I'm new to this car audio thing and I'm confused about the amp setup. I haven't purchased any components yet, because I need to be educated first. I thought that I would get a Sony haed unit and a 4 channel amp to drive front and rear speakers and a 2 channel amp to drive a sub or 2. My confusion is this, my front speaker to go in the factroy holes will be 4". All the 4" speakers I've looked at arn't rated as high as the rear speakers. How can I connect 100watt RMS front speakers and 500watt RMS rear speakers to an amp with 500watt RMS output?
I'm installing whatever I come up with in a 1992 Isuzu and I not looking for punch bass, just clean powerfull sound.

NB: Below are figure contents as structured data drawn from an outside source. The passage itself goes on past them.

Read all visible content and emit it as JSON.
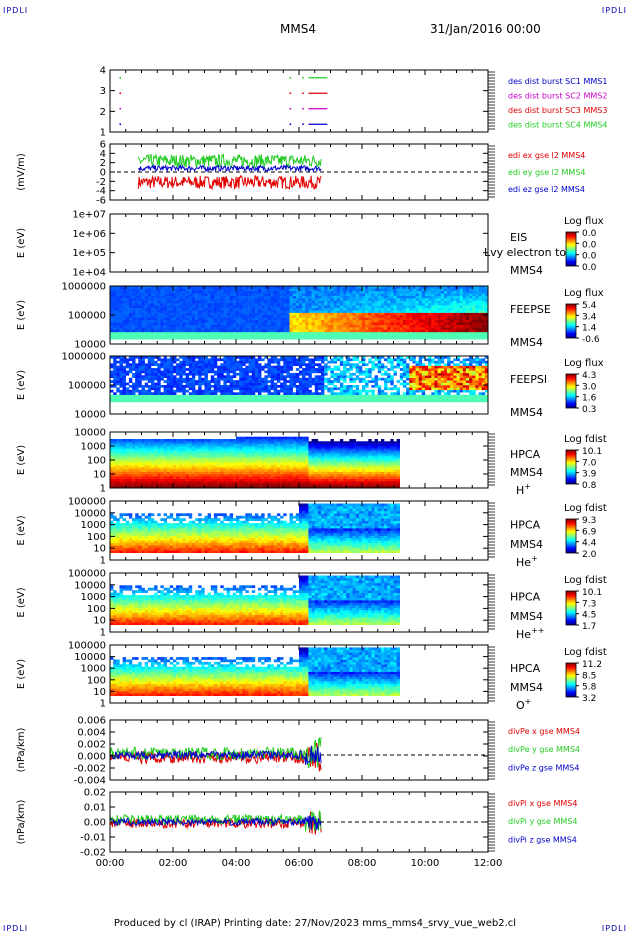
{
  "corners": {
    "tl": "IPDLI",
    "tr": "IPDLI",
    "bl": "IPDLI",
    "br": "IPDLI"
  },
  "header": {
    "spacecraft": "MMS4",
    "date": "31/Jan/2016 00:00"
  },
  "footer": {
    "text": "Produced by cl (IRAP)   Printing date: 27/Nov/2023   mms_mms4_srvy_vue_web2.cl"
  },
  "time_axis": {
    "ticks": [
      "00:00",
      "02:00",
      "04:00",
      "06:00",
      "08:00",
      "10:00",
      "12:00"
    ],
    "range_hours": [
      0,
      12
    ]
  },
  "colors": {
    "red": "#e00000",
    "green": "#22cc22",
    "blue": "#0000cc",
    "magenta": "#cc00cc"
  },
  "chart_data": [
    {
      "type": "line",
      "ylabel": "",
      "yticks": [
        "4",
        "3",
        "2",
        "1"
      ],
      "ylim": [
        0.5,
        4.5
      ],
      "legend": [
        {
          "label": "des dist burst SC1 MMS1",
          "color": "#0000cc"
        },
        {
          "label": "des dist burst SC2 MMS2",
          "color": "#cc00cc"
        },
        {
          "label": "des dist burst SC3 MMS3",
          "color": "#e00000"
        },
        {
          "label": "des dist burst SC4 MMS4",
          "color": "#22cc22"
        }
      ],
      "series": [
        {
          "level": 4,
          "color": "#22cc22",
          "segments": [
            [
              6.3,
              6.9
            ]
          ],
          "dots": [
            0.3,
            5.7,
            6.1
          ]
        },
        {
          "level": 3,
          "color": "#e00000",
          "segments": [
            [
              6.3,
              6.9
            ]
          ],
          "dots": [
            0.3,
            5.7,
            6.1
          ]
        },
        {
          "level": 2,
          "color": "#cc00cc",
          "segments": [
            [
              6.3,
              6.9
            ]
          ],
          "dots": [
            0.3,
            5.7,
            6.1
          ]
        },
        {
          "level": 1,
          "color": "#0000cc",
          "segments": [
            [
              6.3,
              6.9
            ]
          ],
          "dots": [
            0.3,
            5.7,
            6.1
          ]
        }
      ]
    },
    {
      "type": "line",
      "ylabel": "(mV/m)",
      "yticks": [
        "6",
        "4",
        "2",
        "0",
        "-2",
        "-4",
        "-6"
      ],
      "ylim": [
        -6,
        6
      ],
      "legend": [
        {
          "label": "edi ex gse l2 MMS4",
          "color": "#e00000"
        },
        {
          "label": "edi ey gse l2 MMS4",
          "color": "#22cc22"
        },
        {
          "label": "edi ez gse l2 MMS4",
          "color": "#0000cc"
        }
      ],
      "series": [
        {
          "name": "ex",
          "color": "#e00000",
          "range_hours": [
            0.9,
            6.7
          ],
          "mean": -2.2,
          "spread": 1.4
        },
        {
          "name": "ey",
          "color": "#22cc22",
          "range_hours": [
            0.9,
            6.7
          ],
          "mean": 2.4,
          "spread": 1.4
        },
        {
          "name": "ez",
          "color": "#0000cc",
          "range_hours": [
            0.9,
            6.7
          ],
          "mean": 0.8,
          "spread": 0.6
        }
      ]
    },
    {
      "type": "heatmap",
      "ylabel": "E (eV)",
      "yticks": [
        "1e+07",
        "1e+06",
        "1e+05",
        "1e+04"
      ],
      "labels": [
        "EIS",
        "MMS4"
      ],
      "overlay": "Lvy electron to",
      "cbar_title": "Log flux",
      "cbar_ticks": [
        "0.0",
        "0.0",
        "0.0",
        "0.0"
      ]
    },
    {
      "type": "heatmap",
      "ylabel": "E (eV)",
      "yticks": [
        "1000000",
        "100000",
        "10000"
      ],
      "labels": [
        "FEEPSE",
        "MMS4"
      ],
      "cbar_title": "Log flux",
      "cbar_ticks": [
        "5.4",
        "3.4",
        "1.4",
        "-0.6"
      ]
    },
    {
      "type": "heatmap",
      "ylabel": "E (eV)",
      "yticks": [
        "1000000",
        "100000",
        "10000"
      ],
      "labels": [
        "FEEPSI",
        "MMS4"
      ],
      "cbar_title": "Log flux",
      "cbar_ticks": [
        "4.3",
        "3.0",
        "1.6",
        "0.3"
      ]
    },
    {
      "type": "heatmap",
      "ylabel": "E (eV)",
      "yticks": [
        "10000",
        "1000",
        "100",
        "10",
        "1"
      ],
      "labels": [
        "HPCA",
        "MMS4"
      ],
      "species": "H",
      "species_sup": "+",
      "cbar_title": "Log fdist",
      "cbar_ticks": [
        "10.1",
        "7.0",
        "3.9",
        "0.8"
      ]
    },
    {
      "type": "heatmap",
      "ylabel": "E (eV)",
      "yticks": [
        "100000",
        "10000",
        "1000",
        "100",
        "10",
        "1"
      ],
      "labels": [
        "HPCA",
        "MMS4"
      ],
      "species": "He",
      "species_sup": "+",
      "cbar_title": "Log fdist",
      "cbar_ticks": [
        "9.3",
        "6.9",
        "4.4",
        "2.0"
      ]
    },
    {
      "type": "heatmap",
      "ylabel": "E (eV)",
      "yticks": [
        "100000",
        "10000",
        "1000",
        "100",
        "10",
        "1"
      ],
      "labels": [
        "HPCA",
        "MMS4"
      ],
      "species": "He",
      "species_sup": "++",
      "cbar_title": "Log fdist",
      "cbar_ticks": [
        "10.1",
        "7.3",
        "4.5",
        "1.7"
      ]
    },
    {
      "type": "heatmap",
      "ylabel": "E (eV)",
      "yticks": [
        "100000",
        "10000",
        "1000",
        "100",
        "10",
        "1"
      ],
      "labels": [
        "HPCA",
        "MMS4"
      ],
      "species": "O",
      "species_sup": "+",
      "cbar_title": "Log fdist",
      "cbar_ticks": [
        "11.2",
        "8.5",
        "5.8",
        "3.2"
      ]
    },
    {
      "type": "line",
      "ylabel": "(nPa/km)",
      "yticks": [
        "0.006",
        "0.004",
        "0.002",
        "0.000",
        "-0.002",
        "-0.004"
      ],
      "ylim": [
        -0.005,
        0.007
      ],
      "legend": [
        {
          "label": "divPe x gse MMS4",
          "color": "#e00000"
        },
        {
          "label": "divPe y gse MMS4",
          "color": "#22cc22"
        },
        {
          "label": "divPe z gse MMS4",
          "color": "#0000cc"
        }
      ],
      "series": [
        {
          "name": "x",
          "color": "#e00000",
          "range_hours": [
            0,
            6.7
          ],
          "mean": -0.0005,
          "spread": 0.0012
        },
        {
          "name": "y",
          "color": "#22cc22",
          "range_hours": [
            0,
            6.7
          ],
          "mean": 0.0003,
          "spread": 0.0013
        },
        {
          "name": "z",
          "color": "#0000cc",
          "range_hours": [
            0,
            6.7
          ],
          "mean": 0.0,
          "spread": 0.0008
        }
      ]
    },
    {
      "type": "line",
      "ylabel": "(nPa/km)",
      "yticks": [
        "0.02",
        "0.01",
        "0.00",
        "-0.01",
        "-0.02"
      ],
      "ylim": [
        -0.025,
        0.025
      ],
      "legend": [
        {
          "label": "divPi x gse MMS4",
          "color": "#e00000"
        },
        {
          "label": "divPi y gse MMS4",
          "color": "#22cc22"
        },
        {
          "label": "divPi z gse MMS4",
          "color": "#0000cc"
        }
      ],
      "series": [
        {
          "name": "x",
          "color": "#e00000",
          "range_hours": [
            0,
            6.7
          ],
          "mean": -0.001,
          "spread": 0.004
        },
        {
          "name": "y",
          "color": "#22cc22",
          "range_hours": [
            0,
            6.7
          ],
          "mean": 0.002,
          "spread": 0.004
        },
        {
          "name": "z",
          "color": "#0000cc",
          "range_hours": [
            0,
            6.7
          ],
          "mean": 0.0,
          "spread": 0.003
        }
      ]
    }
  ]
}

Thanx for any help in advance,
douglas598


----------



## yustr (Sep 27, 2004)

The wattage rating of a speaker is meaningless. Your setup sounds fine. A 4-channel amp will provide power to your F R/L and R R/L based on how you've balanced the system and the demands of the music. You'll need to pay attention to the "efficiency" rating of the speakers - usually given in decibels (typically around 90 dB) What this means is that given a 1 Watt input the speaker makes 90 dB when measured 1 meter away. If the fronts and rears are very different - more than 6 dB in the ratings - balancing them might require some work or an equalizer in the system.

Hope this helps.


----------



## douglas598 (Apr 7, 2005)

Yes, this helps alot. I was afriad an amp with a higher output than the speaker rating would blow the speakers. 
Thanx now I can move on to purchasing parts. thanx for your speedy answer, I've been searching Google forever!

douglas598


----------